Island ist nicht mehr nur eine geheimnisvolle, eisverpackte Insel irgendwo im Norden, sondern längst ein beliebtes Reiseziel. Zahlreiche Krimis und TV-Serien sind gerne im Land der Geysire, Vulkane, Trolle und Elfen sowie Bewohner mit unaussprechlichen Namen angesiedelt. Tatsächlich stammt auch ein Literatur-Nobelpreisträger von hier: Halldór Laxness. Ebendieser hat auch den Roman „Am Gletscher“ verfasst, die Vorlage für Obsts Oper.

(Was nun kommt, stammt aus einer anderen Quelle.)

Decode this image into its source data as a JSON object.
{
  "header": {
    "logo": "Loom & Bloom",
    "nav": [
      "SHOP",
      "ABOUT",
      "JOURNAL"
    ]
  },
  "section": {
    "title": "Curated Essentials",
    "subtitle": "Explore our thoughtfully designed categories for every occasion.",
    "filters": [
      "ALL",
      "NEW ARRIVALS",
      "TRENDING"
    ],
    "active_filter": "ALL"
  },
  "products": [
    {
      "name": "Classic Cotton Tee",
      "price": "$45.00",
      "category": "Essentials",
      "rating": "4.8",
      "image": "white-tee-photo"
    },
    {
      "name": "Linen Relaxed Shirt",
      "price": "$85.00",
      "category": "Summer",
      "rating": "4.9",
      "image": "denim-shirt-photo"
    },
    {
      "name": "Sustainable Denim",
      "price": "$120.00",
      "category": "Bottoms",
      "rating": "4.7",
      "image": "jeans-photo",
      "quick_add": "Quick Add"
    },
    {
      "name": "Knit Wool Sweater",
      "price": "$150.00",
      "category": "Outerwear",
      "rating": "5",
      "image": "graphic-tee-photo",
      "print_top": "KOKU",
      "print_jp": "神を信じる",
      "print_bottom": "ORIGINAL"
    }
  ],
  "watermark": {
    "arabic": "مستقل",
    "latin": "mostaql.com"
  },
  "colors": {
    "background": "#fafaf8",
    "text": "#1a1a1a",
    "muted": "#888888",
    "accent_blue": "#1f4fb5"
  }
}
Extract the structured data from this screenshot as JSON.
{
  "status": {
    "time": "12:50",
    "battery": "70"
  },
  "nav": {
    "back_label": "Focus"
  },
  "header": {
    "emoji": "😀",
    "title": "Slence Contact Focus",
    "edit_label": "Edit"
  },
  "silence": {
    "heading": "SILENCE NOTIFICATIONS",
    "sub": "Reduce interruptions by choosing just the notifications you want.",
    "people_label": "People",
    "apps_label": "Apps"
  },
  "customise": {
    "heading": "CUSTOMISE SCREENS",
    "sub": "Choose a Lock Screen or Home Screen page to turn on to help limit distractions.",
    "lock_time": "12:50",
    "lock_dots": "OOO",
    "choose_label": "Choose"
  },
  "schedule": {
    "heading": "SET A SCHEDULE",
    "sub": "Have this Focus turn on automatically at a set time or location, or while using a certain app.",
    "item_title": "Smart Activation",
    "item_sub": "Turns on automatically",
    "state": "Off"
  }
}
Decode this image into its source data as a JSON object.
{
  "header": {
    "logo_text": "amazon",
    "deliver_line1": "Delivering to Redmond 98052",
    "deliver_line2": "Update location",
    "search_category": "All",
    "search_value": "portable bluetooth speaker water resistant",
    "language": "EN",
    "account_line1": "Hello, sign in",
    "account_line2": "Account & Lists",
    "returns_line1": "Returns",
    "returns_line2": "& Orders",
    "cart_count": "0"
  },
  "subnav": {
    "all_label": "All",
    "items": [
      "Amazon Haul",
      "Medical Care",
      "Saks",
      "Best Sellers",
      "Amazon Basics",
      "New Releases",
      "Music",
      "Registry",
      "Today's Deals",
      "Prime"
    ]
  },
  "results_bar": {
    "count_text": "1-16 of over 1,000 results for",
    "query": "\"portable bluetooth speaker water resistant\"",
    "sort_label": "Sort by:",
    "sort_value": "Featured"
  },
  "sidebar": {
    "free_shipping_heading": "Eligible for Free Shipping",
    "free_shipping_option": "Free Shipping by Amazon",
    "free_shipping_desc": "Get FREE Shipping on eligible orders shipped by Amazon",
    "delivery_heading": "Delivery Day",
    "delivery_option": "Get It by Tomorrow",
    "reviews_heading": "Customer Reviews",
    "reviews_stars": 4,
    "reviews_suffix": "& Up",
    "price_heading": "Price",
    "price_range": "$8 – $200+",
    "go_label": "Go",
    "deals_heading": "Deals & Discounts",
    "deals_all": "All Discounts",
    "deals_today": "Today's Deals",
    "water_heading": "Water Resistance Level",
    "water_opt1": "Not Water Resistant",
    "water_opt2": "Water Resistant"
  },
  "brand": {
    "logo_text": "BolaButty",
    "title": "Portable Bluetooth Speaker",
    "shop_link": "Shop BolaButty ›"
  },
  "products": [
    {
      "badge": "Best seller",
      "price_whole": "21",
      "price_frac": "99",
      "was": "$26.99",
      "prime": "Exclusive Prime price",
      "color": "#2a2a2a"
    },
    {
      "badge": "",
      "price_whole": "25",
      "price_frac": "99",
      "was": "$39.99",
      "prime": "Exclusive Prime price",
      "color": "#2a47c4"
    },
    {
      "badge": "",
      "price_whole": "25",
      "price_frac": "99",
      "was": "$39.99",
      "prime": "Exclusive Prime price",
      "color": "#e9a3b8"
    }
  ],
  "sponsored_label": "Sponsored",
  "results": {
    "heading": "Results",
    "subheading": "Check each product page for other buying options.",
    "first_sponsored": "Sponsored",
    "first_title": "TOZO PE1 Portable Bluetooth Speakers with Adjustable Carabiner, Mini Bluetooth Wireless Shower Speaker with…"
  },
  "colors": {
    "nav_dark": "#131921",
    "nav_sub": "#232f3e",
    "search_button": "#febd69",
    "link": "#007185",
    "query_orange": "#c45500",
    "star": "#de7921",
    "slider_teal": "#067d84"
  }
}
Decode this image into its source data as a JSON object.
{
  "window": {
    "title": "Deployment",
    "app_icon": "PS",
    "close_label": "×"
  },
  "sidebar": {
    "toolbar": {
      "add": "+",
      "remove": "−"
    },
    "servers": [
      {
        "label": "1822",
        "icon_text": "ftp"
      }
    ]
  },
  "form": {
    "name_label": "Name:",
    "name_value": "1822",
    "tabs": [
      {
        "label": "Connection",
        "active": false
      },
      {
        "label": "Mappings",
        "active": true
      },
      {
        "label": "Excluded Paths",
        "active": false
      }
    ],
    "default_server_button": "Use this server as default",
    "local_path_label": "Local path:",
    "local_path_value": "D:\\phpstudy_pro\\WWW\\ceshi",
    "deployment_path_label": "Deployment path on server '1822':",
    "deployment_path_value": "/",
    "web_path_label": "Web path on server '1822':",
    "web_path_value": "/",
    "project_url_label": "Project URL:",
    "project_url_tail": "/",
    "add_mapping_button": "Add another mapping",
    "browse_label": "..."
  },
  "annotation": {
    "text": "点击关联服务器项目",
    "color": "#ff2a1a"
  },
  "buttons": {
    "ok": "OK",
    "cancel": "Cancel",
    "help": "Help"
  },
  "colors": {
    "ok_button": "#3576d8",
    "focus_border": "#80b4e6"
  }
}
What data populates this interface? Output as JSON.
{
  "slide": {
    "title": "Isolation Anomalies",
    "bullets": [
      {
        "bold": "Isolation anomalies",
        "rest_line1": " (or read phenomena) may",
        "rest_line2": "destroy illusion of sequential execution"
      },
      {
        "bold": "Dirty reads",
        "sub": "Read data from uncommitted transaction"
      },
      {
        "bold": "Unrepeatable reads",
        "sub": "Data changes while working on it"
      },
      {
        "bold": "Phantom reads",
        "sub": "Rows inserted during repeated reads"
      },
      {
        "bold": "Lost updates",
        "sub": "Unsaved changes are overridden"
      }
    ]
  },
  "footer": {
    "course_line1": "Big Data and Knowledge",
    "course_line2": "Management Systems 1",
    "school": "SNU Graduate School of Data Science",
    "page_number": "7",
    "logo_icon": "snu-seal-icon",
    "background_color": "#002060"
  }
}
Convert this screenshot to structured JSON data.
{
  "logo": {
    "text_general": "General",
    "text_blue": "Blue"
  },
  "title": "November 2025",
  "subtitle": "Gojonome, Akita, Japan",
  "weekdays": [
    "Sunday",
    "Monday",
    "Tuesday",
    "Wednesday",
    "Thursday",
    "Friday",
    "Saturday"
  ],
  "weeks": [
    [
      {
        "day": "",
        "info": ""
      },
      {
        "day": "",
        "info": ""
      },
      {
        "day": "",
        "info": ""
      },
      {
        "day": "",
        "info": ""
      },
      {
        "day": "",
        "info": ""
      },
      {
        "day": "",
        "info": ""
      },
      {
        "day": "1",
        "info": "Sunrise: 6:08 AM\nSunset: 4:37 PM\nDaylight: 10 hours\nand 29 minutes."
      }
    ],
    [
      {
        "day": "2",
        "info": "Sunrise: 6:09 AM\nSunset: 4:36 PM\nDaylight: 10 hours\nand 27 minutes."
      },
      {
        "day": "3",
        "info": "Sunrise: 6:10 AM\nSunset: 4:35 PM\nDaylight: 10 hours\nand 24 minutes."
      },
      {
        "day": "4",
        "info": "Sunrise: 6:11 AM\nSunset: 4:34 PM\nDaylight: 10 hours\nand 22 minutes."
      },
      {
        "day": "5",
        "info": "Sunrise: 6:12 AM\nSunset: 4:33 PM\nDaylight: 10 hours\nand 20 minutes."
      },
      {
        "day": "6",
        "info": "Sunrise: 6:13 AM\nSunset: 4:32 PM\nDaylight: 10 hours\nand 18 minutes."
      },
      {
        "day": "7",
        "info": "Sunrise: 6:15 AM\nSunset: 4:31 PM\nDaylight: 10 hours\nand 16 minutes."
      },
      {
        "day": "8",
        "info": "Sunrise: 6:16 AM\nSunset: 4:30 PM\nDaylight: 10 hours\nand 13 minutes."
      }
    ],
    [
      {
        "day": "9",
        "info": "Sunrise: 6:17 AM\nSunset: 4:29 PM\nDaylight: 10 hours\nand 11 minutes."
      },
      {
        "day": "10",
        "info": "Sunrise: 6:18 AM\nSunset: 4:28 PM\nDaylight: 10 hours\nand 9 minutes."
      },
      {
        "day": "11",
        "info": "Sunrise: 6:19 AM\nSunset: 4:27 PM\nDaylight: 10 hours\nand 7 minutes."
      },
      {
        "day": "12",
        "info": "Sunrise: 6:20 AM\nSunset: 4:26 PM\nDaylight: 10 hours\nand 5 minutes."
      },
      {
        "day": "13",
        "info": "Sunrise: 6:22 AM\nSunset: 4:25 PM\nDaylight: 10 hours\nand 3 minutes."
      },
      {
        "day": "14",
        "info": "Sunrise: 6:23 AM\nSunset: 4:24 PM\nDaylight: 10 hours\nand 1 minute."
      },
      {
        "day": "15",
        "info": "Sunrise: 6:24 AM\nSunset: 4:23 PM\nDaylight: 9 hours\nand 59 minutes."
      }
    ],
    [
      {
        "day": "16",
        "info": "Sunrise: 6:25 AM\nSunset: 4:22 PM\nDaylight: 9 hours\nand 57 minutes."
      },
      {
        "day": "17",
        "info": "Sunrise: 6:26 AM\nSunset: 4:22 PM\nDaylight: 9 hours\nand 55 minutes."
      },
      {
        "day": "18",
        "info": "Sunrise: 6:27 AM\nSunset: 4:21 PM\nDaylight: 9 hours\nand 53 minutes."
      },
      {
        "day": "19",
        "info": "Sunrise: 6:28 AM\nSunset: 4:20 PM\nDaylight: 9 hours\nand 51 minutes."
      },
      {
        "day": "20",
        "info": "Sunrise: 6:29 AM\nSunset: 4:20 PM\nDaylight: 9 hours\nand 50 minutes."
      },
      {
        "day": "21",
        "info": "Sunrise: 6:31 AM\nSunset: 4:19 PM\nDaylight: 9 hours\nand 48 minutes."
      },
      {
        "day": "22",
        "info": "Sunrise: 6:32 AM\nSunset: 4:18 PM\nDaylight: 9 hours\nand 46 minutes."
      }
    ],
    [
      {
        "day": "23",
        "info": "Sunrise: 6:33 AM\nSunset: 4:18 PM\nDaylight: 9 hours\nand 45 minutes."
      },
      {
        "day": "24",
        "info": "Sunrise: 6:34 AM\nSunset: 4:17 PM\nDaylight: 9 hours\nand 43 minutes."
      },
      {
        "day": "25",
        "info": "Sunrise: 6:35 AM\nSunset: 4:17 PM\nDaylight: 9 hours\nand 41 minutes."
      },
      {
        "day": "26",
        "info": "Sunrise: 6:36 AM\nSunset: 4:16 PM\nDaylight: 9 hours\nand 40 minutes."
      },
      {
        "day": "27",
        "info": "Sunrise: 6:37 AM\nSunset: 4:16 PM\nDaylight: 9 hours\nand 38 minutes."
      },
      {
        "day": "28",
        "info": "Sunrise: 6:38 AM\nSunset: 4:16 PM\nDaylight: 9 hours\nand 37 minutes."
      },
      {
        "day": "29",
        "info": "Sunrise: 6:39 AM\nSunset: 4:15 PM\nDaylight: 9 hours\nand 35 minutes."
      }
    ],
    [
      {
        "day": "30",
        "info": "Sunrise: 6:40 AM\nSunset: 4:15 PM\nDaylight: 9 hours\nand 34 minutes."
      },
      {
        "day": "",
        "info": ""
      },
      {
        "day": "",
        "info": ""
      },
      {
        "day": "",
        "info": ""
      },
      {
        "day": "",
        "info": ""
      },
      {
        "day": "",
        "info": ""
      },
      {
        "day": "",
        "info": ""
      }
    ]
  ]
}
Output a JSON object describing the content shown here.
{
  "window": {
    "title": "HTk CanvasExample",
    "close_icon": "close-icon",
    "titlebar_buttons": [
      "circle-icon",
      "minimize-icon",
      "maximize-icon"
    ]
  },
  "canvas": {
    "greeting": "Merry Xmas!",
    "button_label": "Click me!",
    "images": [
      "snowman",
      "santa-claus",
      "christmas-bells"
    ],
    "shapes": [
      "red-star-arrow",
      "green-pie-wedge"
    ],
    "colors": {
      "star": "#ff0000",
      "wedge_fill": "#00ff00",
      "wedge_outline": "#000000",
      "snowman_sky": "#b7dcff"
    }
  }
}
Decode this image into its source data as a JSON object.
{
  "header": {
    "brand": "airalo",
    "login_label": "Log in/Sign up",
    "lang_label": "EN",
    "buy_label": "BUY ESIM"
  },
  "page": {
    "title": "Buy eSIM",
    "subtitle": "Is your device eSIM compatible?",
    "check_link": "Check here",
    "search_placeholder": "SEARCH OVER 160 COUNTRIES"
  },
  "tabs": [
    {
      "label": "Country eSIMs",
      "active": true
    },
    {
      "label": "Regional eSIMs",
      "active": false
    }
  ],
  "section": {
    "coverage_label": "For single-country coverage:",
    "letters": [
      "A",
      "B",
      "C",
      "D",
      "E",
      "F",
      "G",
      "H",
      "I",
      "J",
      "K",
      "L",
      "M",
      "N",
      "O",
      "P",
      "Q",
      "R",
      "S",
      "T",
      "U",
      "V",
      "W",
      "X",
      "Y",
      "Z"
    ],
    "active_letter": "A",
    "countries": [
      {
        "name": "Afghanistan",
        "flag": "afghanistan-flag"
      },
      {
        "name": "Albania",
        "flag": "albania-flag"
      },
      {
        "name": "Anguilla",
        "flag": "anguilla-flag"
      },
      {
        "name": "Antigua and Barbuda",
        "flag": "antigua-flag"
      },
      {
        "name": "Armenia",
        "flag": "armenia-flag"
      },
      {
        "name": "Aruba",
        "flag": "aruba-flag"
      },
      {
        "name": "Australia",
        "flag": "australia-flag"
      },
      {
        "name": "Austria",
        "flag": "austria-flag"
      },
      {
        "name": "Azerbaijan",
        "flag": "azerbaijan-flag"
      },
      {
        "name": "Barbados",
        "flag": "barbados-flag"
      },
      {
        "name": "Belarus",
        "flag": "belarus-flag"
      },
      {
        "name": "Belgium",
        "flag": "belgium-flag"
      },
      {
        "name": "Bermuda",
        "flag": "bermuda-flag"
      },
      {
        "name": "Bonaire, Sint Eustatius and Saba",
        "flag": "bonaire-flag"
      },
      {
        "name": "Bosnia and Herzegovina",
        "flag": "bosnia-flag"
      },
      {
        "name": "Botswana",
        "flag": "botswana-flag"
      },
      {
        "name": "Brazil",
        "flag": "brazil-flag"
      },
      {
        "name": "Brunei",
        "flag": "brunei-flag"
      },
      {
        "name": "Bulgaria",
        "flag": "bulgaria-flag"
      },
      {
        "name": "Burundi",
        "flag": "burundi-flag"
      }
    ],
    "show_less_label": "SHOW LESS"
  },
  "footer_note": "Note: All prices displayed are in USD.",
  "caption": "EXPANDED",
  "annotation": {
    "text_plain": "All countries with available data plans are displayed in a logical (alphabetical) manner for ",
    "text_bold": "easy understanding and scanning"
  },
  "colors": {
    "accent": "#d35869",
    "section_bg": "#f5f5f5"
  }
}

Die Welt, die Laxness eröffnet, ist eine kuriose, traurige, schräge und vom rauen Leben am Gletscher geprägte. Der Pfarrer eines kleinen Dorfs am Snæfellsjökull nimmt seinen Job nicht ernst, daher sind Fenster und Türen der Kirche zugenagelt. Seine Frau ist verschwunden, der Jugendfreund in die USA gezogen, er lebt zurückgezogen und bastelt. Über die Bühne wandern im Laufe des Abends des Weiteren ein eifriger Abgesandter des Bischofs, Kuchen backende Frauen, ein skurriler Pferdehändler und ein cooler Trucker sowie verbotenen Substanzen nicht abgeneigte Hippies. Später taucht die Ehefrau wieder auf und der Jugendfreund hat einen Kurzauftritt mit letalem Ende.

Das Bühnenbild von Falko Herold schafft zu dieser verwirrenden Handlung, die alle wichtigen Themen der Welt einfangen will und weniges von dieser Mission erfüllt, das passende Ambiente: ein windschiefes Häuschen, das wohlig zum Besuch einlädt, wenn es in die Höhe fährt und sein Inneres preisgibt. Die Kirche stöhnt aus den letzten Latten und ein unsympathischer Neubau wird an die Wand projiziert. Die Dialoge schleppen sich dahin (das Libretto stammt von Intendant und Regisseur Hermann Schneider) und der Zuschauer möchte in das Land der Träume fliehen, wäre da nicht die Musik.

Michael Obst hat einen bunten Reigen an Klangwelten komponiert und griff dabei in jeden musikalischen Topf: Volkslied, Jazz, Kirchenmusik oder Nummernoper. Zwischen den lose aneinandergereihten Teilen zwitschern die Instrumente ganz reizende Motive von einheimischen Vögeln. Nichts schadet, was musikalisch daherkommt, sondern bringt Abwechslung, tatkräftig vom Bruckner Orchester Linz unter der Leitung von Ingmar Beck umgesetzt. Ein Spannungsbogen kommt aber nicht wirklich auf, ein riesenhafter Troll auf der Videoleinwand bringt die Erlösung, nämlich das Ende. Zu Unrecht gehen bisweilen die musikalischen Leistungen der Sänger und Sängerinnen unter. Hervorzuheben sind Anna Alàs i Jové als feinstimmiger Vebi, Michael Wagner als stimmgewaltiger Pfarrer und die mit schillerndem Timbre ausgestattete Gotho Griesmeier als seine Frau.

Susanne Dressler

„Unter dem Gletscher“ (2022) // Musiktheater von Michael Obst (Komposition) und Hermann Schneider (Libretto)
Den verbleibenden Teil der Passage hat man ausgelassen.